We know that content that gets a lot of reaction is more likely to make it to our customers Facebook newsfeed than other content, because of the way Facebook’s algorithm prioritises what to show.
But the question is, is this type of content also likely to get customers through the door?
A study by researchers Ashish Kumar, Ram Bezawada, Rishika Rishika, Ramkumar Janakiraman and P.K. Kannan  indicates that the answer to this question is Yes. The study, which I also mentioned here, examined the link between the level of engagement in a wine retailer’s social media page, and the company’s instore sales.
In terms of engagement, the study looked at:
- Valence – i.e., the sentiment of the posts. This factor is controlled by the firm.

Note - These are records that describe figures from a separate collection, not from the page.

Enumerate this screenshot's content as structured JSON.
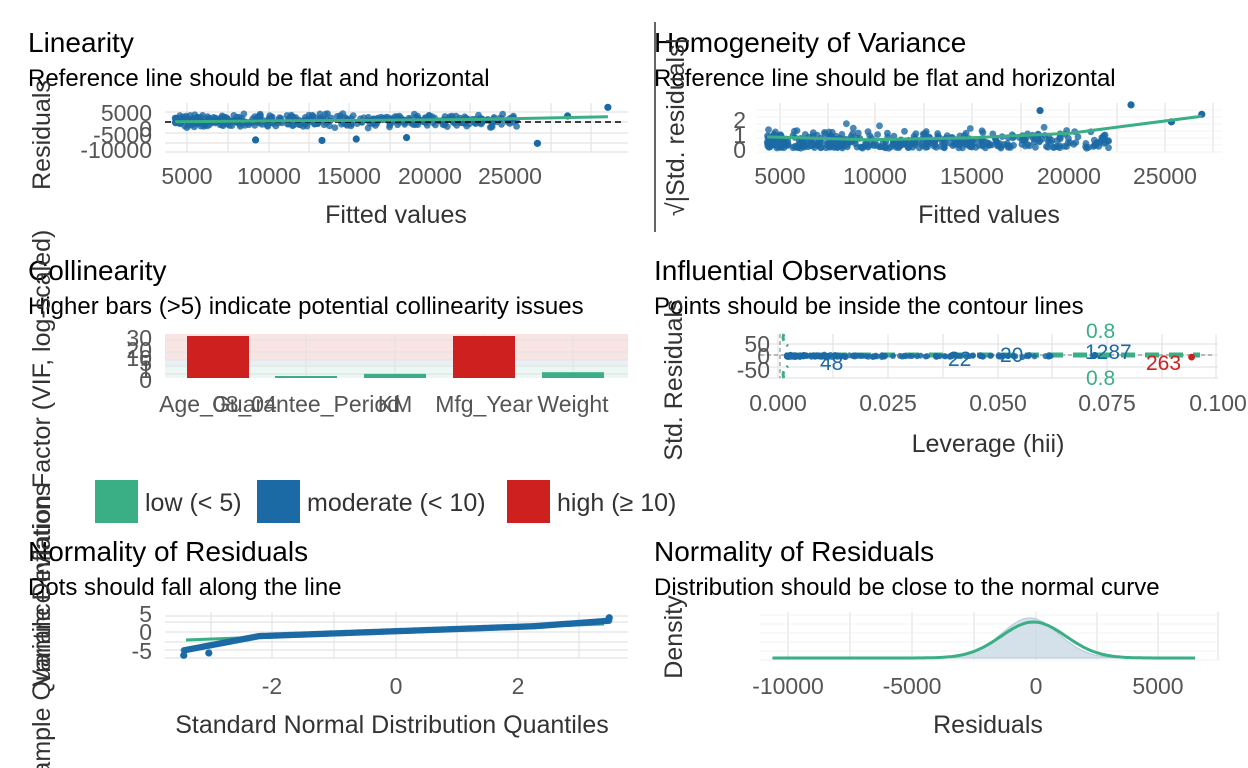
{
  "colors": {
    "green": "#3aaf85",
    "blue": "#1b6aa5",
    "red": "#cd201f",
    "grey_density": "#c9d9e6"
  },
  "panels": {
    "linearity": {
      "title": "Linearity",
      "subtitle": "Reference line should be flat and horizontal",
      "xlabel": "Fitted values",
      "ylabel": "Residuals",
      "xticks": [
        "5000",
        "10000",
        "15000",
        "20000",
        "25000"
      ],
      "yticks": [
        "5000",
        "0",
        "-5000",
        "-10000"
      ]
    },
    "homogeneity": {
      "title": "Homogeneity of Variance",
      "subtitle": "Reference line should be flat and horizontal",
      "xlabel": "Fitted values",
      "ylabel": "√|Std. residuals|",
      "xticks": [
        "5000",
        "10000",
        "15000",
        "20000",
        "25000"
      ],
      "yticks": [
        "2",
        "1",
        "0"
      ]
    },
    "collinearity": {
      "title": "Collinearity",
      "subtitle": "Higher bars (>5) indicate potential collinearity issues",
      "ylabel": "Variance Inflation Factor (VIF, log-scaled)",
      "yticks": [
        "30",
        "20",
        "10",
        "5",
        "1",
        "0"
      ],
      "legend": [
        "low (< 5)",
        "moderate (< 10)",
        "high (≥ 10)"
      ]
    },
    "influential": {
      "title": "Influential Observations",
      "subtitle": "Points should be inside the contour lines",
      "xlabel": "Leverage (hii)",
      "ylabel": "Std. Residuals",
      "xticks": [
        "0.000",
        "0.025",
        "0.050",
        "0.075",
        "0.100"
      ],
      "yticks": [
        "50",
        "0",
        "-50"
      ],
      "contour_labels": [
        "0.8",
        "0.8"
      ],
      "point_labels": [
        "48",
        "22",
        "20",
        "1287",
        "263"
      ]
    },
    "qq": {
      "title": "Normality of Residuals",
      "subtitle": "Dots should fall along the line",
      "xlabel": "Standard Normal Distribution Quantiles",
      "ylabel": "Sample Quantile Deviations",
      "xticks": [
        "-2",
        "0",
        "2"
      ],
      "yticks": [
        "5",
        "0",
        "-5"
      ]
    },
    "density": {
      "title": "Normality of Residuals",
      "subtitle": "Distribution should be close to the normal curve",
      "xlabel": "Residuals",
      "ylabel": "Density",
      "xticks": [
        "-10000",
        "-5000",
        "0",
        "5000"
      ]
    }
  },
  "chart_data": [
    {
      "type": "scatter",
      "title": "Linearity",
      "subtitle": "Reference line should be flat and horizontal",
      "xlabel": "Fitted values",
      "ylabel": "Residuals",
      "xlim": [
        4500,
        27500
      ],
      "ylim": [
        -11000,
        6000
      ],
      "reference_line": 0,
      "smooth": {
        "x": [
          5000,
          10000,
          15000,
          20000,
          26500
        ],
        "y": [
          -500,
          -200,
          0,
          300,
          1200
        ]
      }
    },
    {
      "type": "scatter",
      "title": "Homogeneity of Variance",
      "subtitle": "Reference line should be flat and horizontal",
      "xlabel": "Fitted values",
      "ylabel": "√|Std. residuals|",
      "xlim": [
        4500,
        27500
      ],
      "ylim": [
        0,
        2.6
      ],
      "smooth": {
        "x": [
          5000,
          10000,
          15000,
          20000,
          26500
        ],
        "y": [
          0.8,
          0.65,
          0.75,
          1.0,
          1.9
        ]
      }
    },
    {
      "type": "bar",
      "title": "Collinearity",
      "subtitle": "Higher bars (>5) indicate potential collinearity issues",
      "ylabel": "Variance Inflation Factor (VIF, log-scaled)",
      "categories": [
        "Age_08_04",
        "Guarantee_Period",
        "KM",
        "Mfg_Year",
        "Weight"
      ],
      "values": [
        30,
        1.1,
        1.4,
        30,
        1.6
      ],
      "risk": [
        "high",
        "low",
        "low",
        "high",
        "low"
      ],
      "legend": [
        "low (< 5)",
        "moderate (< 10)",
        "high (≥ 10)"
      ]
    },
    {
      "type": "scatter",
      "title": "Influential Observations",
      "subtitle": "Points should be inside the contour lines",
      "xlabel": "Leverage (hii)",
      "ylabel": "Std. Residuals",
      "xlim": [
        0,
        0.1
      ],
      "ylim": [
        -60,
        60
      ],
      "labeled_points": [
        {
          "label": "48",
          "x": 0.011,
          "y": -3
        },
        {
          "label": "22",
          "x": 0.036,
          "y": -1
        },
        {
          "label": "20",
          "x": 0.046,
          "y": 1
        },
        {
          "label": "1287",
          "x": 0.072,
          "y": 2
        },
        {
          "label": "263",
          "x": 0.094,
          "y": -3
        }
      ]
    },
    {
      "type": "scatter",
      "title": "Normality of Residuals",
      "subtitle": "Dots should fall along the line",
      "xlabel": "Standard Normal Distribution Quantiles",
      "ylabel": "Sample Quantile Deviations",
      "xlim": [
        -3.7,
        3.7
      ],
      "ylim": [
        -6.5,
        5.5
      ],
      "reference_line": {
        "x": [
          -3.4,
          3.4
        ],
        "y": [
          -1.5,
          2.5
        ]
      }
    },
    {
      "type": "area",
      "title": "Normality of Residuals",
      "subtitle": "Distribution should be close to the normal curve",
      "xlabel": "Residuals",
      "ylabel": "Density",
      "xlim": [
        -11000,
        7500
      ],
      "normal_curve": {
        "mean": 0,
        "sd": 1300
      },
      "x_range": [
        -10500,
        6500
      ]
    }
  ]
}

- Receptivity – i.e. the popularity of the posts. This factor reflects the customer involvement with the content.
- Customer susceptibility to social media posts – i.e., the customer’s predisposition towards using social media. This factor reveals “the underlying mechanisms that may drive observed (subsequent) effects” (p.8).
As illustrated in table 1, the researchers found that popular posts had the most impact on both customer spending and cross-buying. Cross-buying refers to the
number of product categories that a customer buys from. A high number is taken to signal a strong relationship between the customer and the firm.
The next factor influencing sales was the post’s valence (i.e., the emotion conveyed or elicited by the post). Customer susceptibility had some impact, but not much.
Table 1. Impact of ongoing marketing communications on sales
Source: Kumar et al (2016)
In other words, this study reinforces the view that, when it comes to generating sales and developing the relationship, it is important to create content that is likely to get noticed, and create a reaction (likes, shares, comments…). I.e., volume of reaction is important.
A similar effect had been observed in a study looking at the impact of online product reviews. That study (which I mentioned here), found that, for a mass market product, the number of online reviews that the product received had more influence on its success than the valence of the reviews.